After all, we're talking about a political campaign. And the value to Hillary Clinton's team in knowing the gender of donors is not so that it can fill out a neat bullet point on a press release. The value lies in knowing the gender of voters across the board, so that they can be targeted with appropriate messages and advertising. So, without question, the information handed over by donors went into the campaign's existing voter database, where it sits with all of the other information the campaign has about a person, starting with the kernel of when, where and how often they vote.
As you're probably aware, voter registration information and voting histories are public information.
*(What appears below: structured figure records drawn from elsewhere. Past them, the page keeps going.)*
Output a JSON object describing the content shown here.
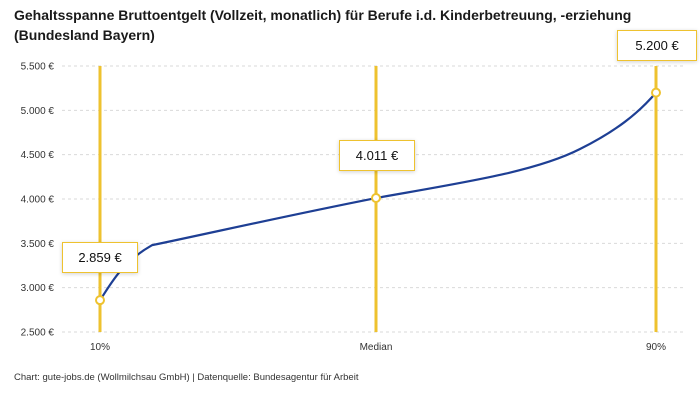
{
  "chart_data": {
    "type": "line",
    "title": "Gehaltsspanne Bruttoentgelt (Vollzeit, monatlich) für Berufe i.d. Kinderbetreuung, -erziehung (Bundesland Bayern)",
    "categories": [
      "10%",
      "Median",
      "90%"
    ],
    "values": [
      2859,
      4011,
      5200
    ],
    "point_labels": [
      "2.859 €",
      "4.011 €",
      "5.200 €"
    ],
    "ylim": [
      2500,
      5500
    ],
    "ytick_step": 500,
    "ytick_labels": [
      "2.500 €",
      "3.000 €",
      "3.500 €",
      "4.000 €",
      "4.500 €",
      "5.000 €",
      "5.500 €"
    ],
    "grid": "horizontal-dashed",
    "legend": "none",
    "xlabel": "",
    "ylabel": "",
    "colors": {
      "line": "#1e3f94",
      "accent": "#eec22f",
      "gridline": "#d9d9d9",
      "axis_text": "#333333"
    }
  },
  "footer": {
    "credit": "Chart: gute-jobs.de (Wollmilchsau GmbH) | Datenquelle: Bundesagentur für Arbeit"
  }
}
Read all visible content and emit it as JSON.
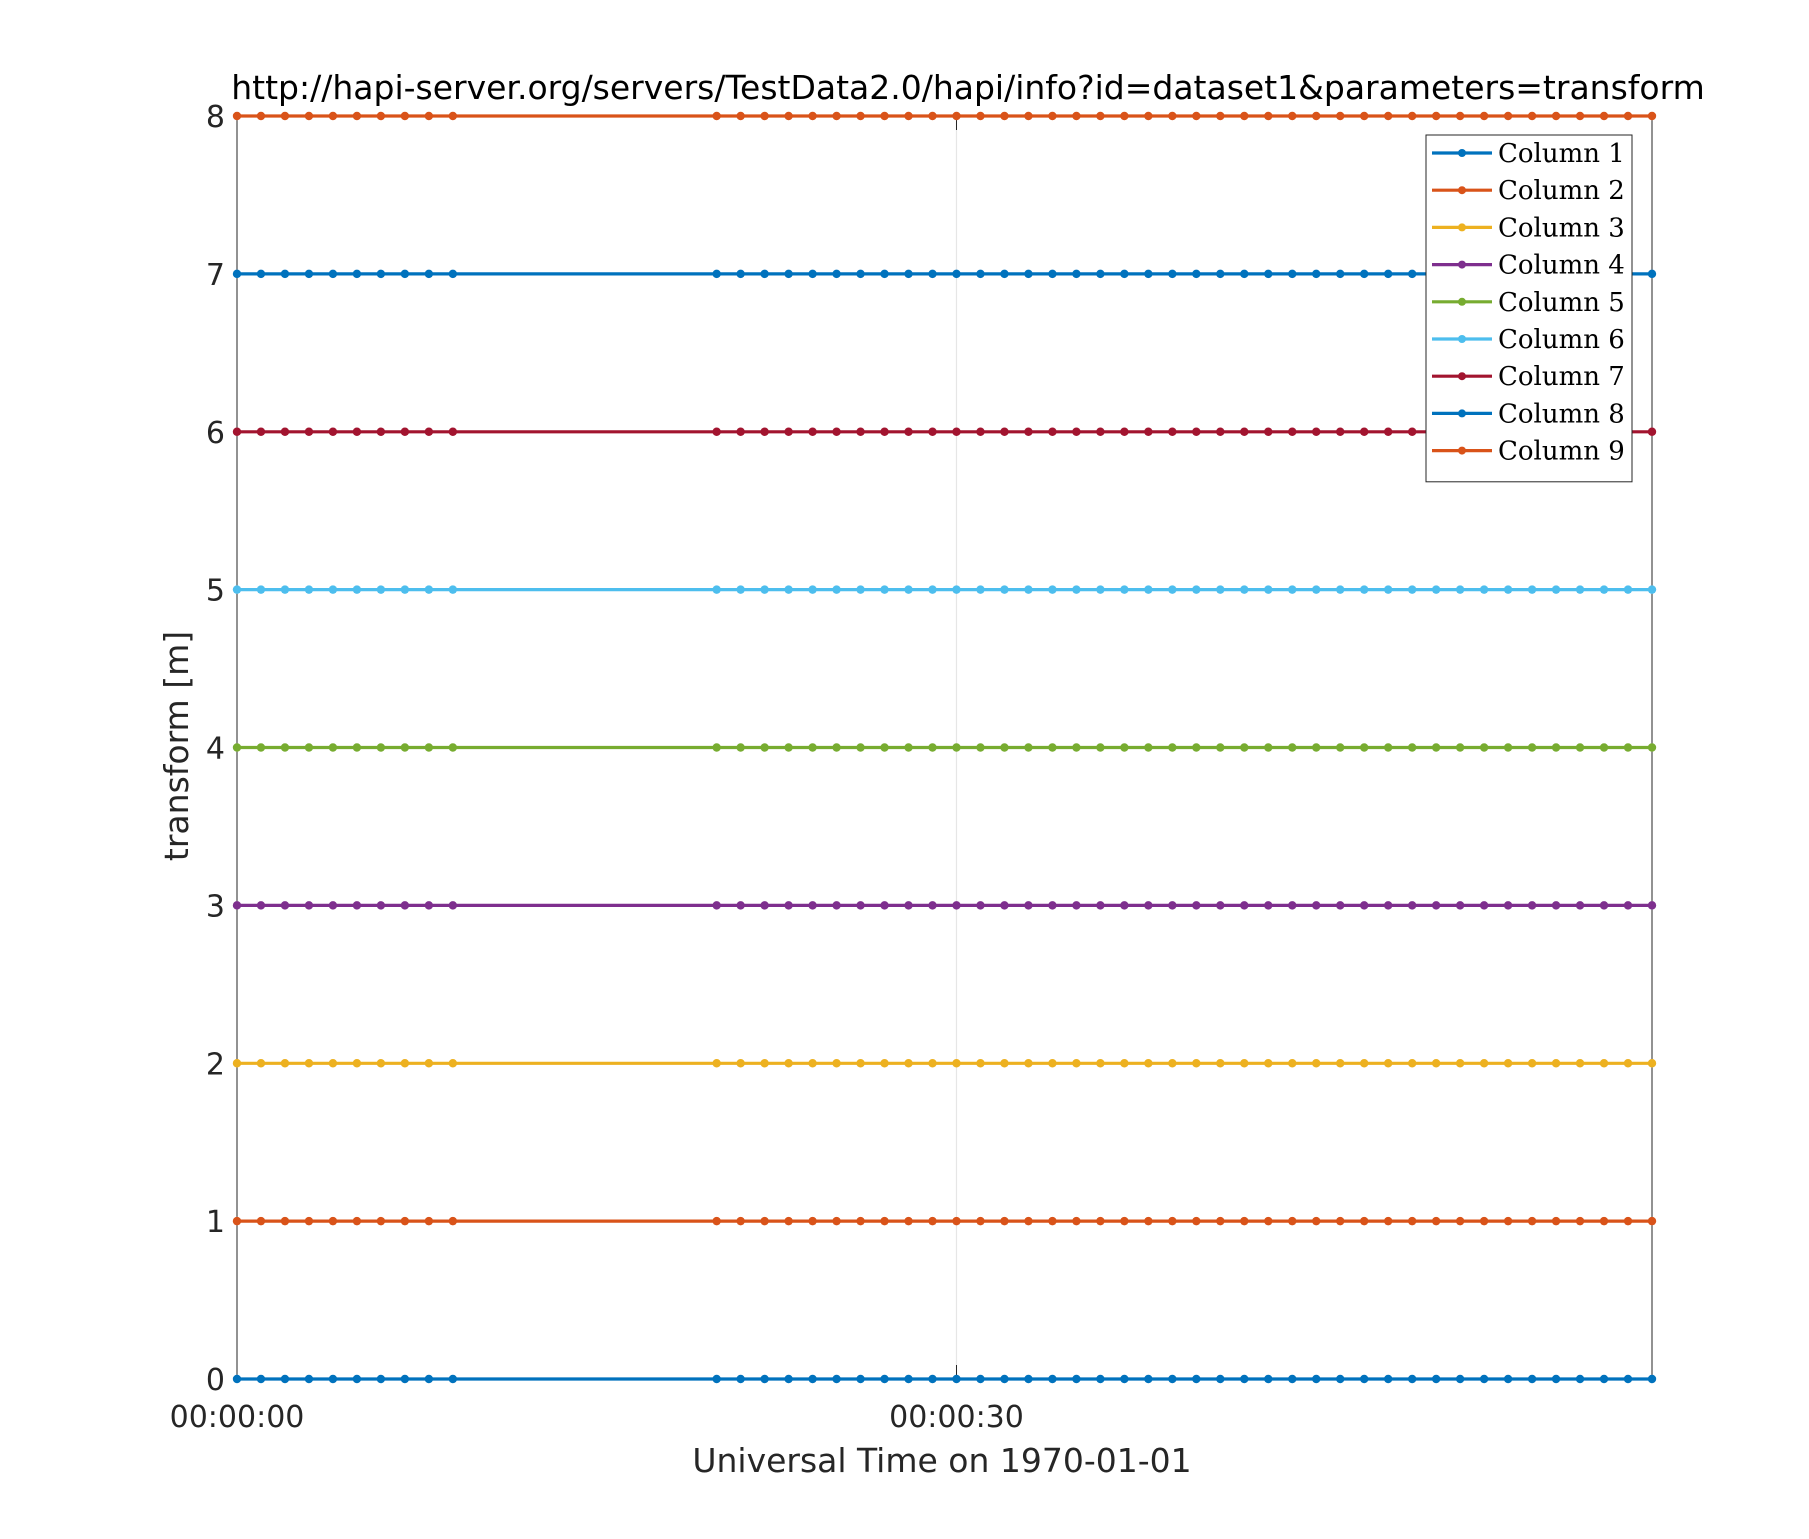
{
  "chart_data": {
    "type": "line",
    "title": "http://hapi-server.org/servers/TestData2.0/hapi/info?id=dataset1&parameters=transform",
    "xlabel": "Universal Time on 1970-01-01",
    "ylabel": "transform [m]",
    "xlim": [
      "00:00:00",
      "00:00:59"
    ],
    "ylim": [
      0,
      8
    ],
    "x_ticks": [
      "00:00:00",
      "00:00:30"
    ],
    "y_ticks": [
      "0",
      "1",
      "2",
      "3",
      "4",
      "5",
      "6",
      "7",
      "8"
    ],
    "grid": true,
    "legend_position": "top-right",
    "x_seconds": [
      0,
      1,
      2,
      3,
      4,
      5,
      6,
      7,
      8,
      9,
      20,
      21,
      22,
      23,
      24,
      25,
      26,
      27,
      28,
      29,
      30,
      31,
      32,
      33,
      34,
      35,
      36,
      37,
      38,
      39,
      40,
      41,
      42,
      43,
      44,
      45,
      46,
      47,
      48,
      49,
      50,
      51,
      52,
      53,
      54,
      55,
      56,
      57,
      58,
      59
    ],
    "series": [
      {
        "name": "Column 1",
        "value": 0,
        "color": "#0072BD"
      },
      {
        "name": "Column 2",
        "value": 1,
        "color": "#D95319"
      },
      {
        "name": "Column 3",
        "value": 2,
        "color": "#EDB120"
      },
      {
        "name": "Column 4",
        "value": 3,
        "color": "#7E2F8E"
      },
      {
        "name": "Column 5",
        "value": 4,
        "color": "#77AC30"
      },
      {
        "name": "Column 6",
        "value": 5,
        "color": "#4DBEEE"
      },
      {
        "name": "Column 7",
        "value": 6,
        "color": "#A2142F"
      },
      {
        "name": "Column 8",
        "value": 7,
        "color": "#0072BD"
      },
      {
        "name": "Column 9",
        "value": 8,
        "color": "#D95319"
      }
    ]
  }
}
What information is collected varies by state. In New York, the voter registration form mandates a gender choice. In California, it doesn't. Since this information is updated after each election, and because people move around, it's hard for a candidate's campaign to rebuild a list from scratch. So there are external vendors that maintain voter files, as well as systems run by political parties. There's a lot of competition in this; earlier this year, we noted that the Republicans were losing data customers to an external group.
In Clinton's FEC filing, the campaign lists a number of payments to "NGP Van Inc.," the go-to voter file vendor for Democrats. VAN (as it's known) allows campaigns to navigate data that's been compiled on voters by the party a company called TargetSmart for years, rolling in information provided by campaigns and updates from state registration data. Most of the people who gave money to Clinton are likely already identified by gender in the database to which Clinton's campaign is subscribing. (Update: TargetSmart tells us that 1.3 percent of the voters in its database aren't identified by gender.) It's not cheap; the campaign has already paid VAN nearly $80,000. But for what it provides, it's invaluable.
There's almost certainly still some margin of error in the 61 percent women figure that Clinton's campaign identifies: People missing from the voter file or people named Jordan or any number of other problems. We can't really know how far off it is, because we don't know how they got the figure in the first place. It's probably close to right. But who knows? Data are harder than it seems.
But it could be easier, as Nathan Matias points out at the outset of his article. "The simplest way to collect gender data," he writes, "is to ask people."
Correction: This post originally indicated that VAN did the data collection.